Other residents have intimated to the Sentinel that Kinney subverts customs and immigration checkpoints.
That's not true, Kinney wrote.
"As it relates to border security, I don't think it would surprise anyone that U.S. Customs and Border Protection take their job very seriously. Every member of the WJBT is pre-screened by USCBP and must be interviewed at U.S. Immigration prior to crossing the river by boat. Every time the boat crosses the river, the crew on board must be reported to U.S. and Canadian Customs and Immigration. Furthermore, WJBT assists U.S. Border Patrol and the U.S. Coast Guard in border security matters. Recent examples of this include WJBT's identification of fugitive Bucky Phillips' attempt to enter Canada by raft in the Niagara Gorge. By alerting U.S. and Canadian authorities of Phillips inflating a raft on the U.S. shoreline within the gorge, Phillips had to abort his attempt to cross into Canada and elude U.S. authorities. Also, just two weeks ago, two persons operating a motorized ‘zodiac' flipped their boat in the rapids, and were turned over to the USCG, Niagara County Sheriff, U.S. Border Patrol and Lewiston Police by WJBT."
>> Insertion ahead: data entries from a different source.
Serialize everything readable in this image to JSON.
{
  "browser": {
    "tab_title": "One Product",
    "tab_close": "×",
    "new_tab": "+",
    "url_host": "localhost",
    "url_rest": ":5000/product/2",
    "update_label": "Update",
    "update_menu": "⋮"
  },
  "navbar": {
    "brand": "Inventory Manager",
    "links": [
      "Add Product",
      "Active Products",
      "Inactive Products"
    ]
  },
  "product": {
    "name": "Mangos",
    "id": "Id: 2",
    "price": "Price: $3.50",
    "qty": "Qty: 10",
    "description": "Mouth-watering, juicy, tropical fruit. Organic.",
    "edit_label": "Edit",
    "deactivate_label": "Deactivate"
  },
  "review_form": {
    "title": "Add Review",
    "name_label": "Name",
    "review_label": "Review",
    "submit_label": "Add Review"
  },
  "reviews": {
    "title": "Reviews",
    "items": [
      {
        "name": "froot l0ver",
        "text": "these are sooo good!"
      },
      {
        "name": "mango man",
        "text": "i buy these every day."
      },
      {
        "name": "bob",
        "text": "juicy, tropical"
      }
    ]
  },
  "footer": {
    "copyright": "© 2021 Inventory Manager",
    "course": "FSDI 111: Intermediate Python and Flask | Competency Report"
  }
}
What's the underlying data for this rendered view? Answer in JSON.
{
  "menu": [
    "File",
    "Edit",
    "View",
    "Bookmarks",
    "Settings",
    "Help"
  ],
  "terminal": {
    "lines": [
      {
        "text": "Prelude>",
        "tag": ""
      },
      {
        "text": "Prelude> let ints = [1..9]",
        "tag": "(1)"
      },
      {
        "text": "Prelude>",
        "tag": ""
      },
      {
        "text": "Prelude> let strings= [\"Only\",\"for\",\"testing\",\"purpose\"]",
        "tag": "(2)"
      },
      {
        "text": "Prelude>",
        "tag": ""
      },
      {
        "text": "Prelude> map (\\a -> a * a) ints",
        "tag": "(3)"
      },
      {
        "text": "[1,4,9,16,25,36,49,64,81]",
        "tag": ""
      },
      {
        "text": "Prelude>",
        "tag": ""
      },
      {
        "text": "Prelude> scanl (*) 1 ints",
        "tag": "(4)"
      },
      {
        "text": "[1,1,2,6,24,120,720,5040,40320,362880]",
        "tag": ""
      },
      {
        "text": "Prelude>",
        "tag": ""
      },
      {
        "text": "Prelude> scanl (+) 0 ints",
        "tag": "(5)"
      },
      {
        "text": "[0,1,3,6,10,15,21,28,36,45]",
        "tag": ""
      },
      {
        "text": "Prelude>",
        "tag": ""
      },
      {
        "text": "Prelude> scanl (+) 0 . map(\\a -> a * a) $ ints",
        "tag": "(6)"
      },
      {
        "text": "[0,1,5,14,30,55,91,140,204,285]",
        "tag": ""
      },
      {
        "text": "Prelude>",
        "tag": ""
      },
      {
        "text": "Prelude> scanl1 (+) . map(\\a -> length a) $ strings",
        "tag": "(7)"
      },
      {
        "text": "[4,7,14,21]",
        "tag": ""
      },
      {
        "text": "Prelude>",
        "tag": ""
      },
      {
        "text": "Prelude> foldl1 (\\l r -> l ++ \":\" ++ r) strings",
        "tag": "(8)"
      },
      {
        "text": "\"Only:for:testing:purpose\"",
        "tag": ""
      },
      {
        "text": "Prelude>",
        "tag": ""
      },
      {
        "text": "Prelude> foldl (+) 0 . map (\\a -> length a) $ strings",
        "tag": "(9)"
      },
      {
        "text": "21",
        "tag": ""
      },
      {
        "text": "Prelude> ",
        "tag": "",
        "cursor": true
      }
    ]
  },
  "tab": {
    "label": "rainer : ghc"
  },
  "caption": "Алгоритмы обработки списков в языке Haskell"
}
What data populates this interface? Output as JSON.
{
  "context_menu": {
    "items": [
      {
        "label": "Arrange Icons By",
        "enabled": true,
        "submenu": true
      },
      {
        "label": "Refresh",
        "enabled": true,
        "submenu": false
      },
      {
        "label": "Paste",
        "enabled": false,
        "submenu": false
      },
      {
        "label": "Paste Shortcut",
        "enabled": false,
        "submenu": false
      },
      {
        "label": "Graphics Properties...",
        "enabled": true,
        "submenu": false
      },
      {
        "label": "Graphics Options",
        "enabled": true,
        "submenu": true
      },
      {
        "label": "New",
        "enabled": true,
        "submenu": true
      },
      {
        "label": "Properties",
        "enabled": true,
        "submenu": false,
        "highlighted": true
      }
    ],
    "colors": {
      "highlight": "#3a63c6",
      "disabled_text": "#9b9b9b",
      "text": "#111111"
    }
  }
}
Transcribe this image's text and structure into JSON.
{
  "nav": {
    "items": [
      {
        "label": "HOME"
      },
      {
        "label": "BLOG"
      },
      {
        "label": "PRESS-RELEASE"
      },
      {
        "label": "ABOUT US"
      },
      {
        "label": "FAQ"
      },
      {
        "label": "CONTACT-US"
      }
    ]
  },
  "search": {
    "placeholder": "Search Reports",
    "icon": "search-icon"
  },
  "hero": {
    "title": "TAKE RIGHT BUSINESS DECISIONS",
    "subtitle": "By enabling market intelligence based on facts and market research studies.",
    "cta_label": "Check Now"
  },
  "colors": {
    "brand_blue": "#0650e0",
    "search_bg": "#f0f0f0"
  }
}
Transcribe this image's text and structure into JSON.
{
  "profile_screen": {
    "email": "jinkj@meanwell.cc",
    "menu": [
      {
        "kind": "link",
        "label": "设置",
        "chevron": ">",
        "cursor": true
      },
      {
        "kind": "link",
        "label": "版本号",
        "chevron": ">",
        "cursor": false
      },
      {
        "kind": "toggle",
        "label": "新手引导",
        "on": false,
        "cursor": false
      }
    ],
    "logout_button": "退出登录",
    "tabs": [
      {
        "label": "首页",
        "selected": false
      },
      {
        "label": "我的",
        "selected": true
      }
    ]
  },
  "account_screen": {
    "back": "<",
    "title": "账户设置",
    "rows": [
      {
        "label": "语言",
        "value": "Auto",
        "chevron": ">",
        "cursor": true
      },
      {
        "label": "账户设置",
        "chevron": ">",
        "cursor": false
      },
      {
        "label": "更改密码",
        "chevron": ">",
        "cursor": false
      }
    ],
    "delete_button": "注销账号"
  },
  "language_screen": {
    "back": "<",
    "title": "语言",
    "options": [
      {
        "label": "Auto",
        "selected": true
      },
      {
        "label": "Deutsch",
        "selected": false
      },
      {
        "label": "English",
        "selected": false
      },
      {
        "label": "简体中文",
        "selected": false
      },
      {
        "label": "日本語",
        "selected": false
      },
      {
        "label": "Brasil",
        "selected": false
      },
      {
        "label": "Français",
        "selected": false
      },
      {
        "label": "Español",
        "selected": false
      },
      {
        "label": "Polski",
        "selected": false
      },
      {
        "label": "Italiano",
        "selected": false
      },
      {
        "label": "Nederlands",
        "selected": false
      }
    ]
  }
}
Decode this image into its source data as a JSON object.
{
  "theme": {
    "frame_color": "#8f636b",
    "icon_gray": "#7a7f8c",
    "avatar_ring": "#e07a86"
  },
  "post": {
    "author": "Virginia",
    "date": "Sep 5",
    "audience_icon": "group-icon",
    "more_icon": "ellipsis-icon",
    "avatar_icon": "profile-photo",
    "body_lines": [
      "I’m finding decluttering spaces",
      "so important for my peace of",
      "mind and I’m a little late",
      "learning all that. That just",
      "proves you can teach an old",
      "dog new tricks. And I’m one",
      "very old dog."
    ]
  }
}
Lewiston Mayor Terry Collesano said his board would re-assess the village's relationship with WJBT.
"At this time, we are in negotiations with (Whirlpool Jet Boat Tours)," he said.
Without going into specific detail, Jesella said municipal decisions were made prior to his appointment that "I would never have allowed.
"Now we have to unravel what was done."
Kinney said WJBT has hired an independent land surveyor to assess the property lines and tax mapping related to his business. He said his company is in the news as a result of the state's 20-year easement lease with the Village of Lewiston. That agreement ended on July 18.
Regardless of lease agreements, or lack thereof, Kinney said WJBT "would like to work collaboratively with the village" to create a better Lewiston waterfront -- and waterfront experience -- for both residents and tourists.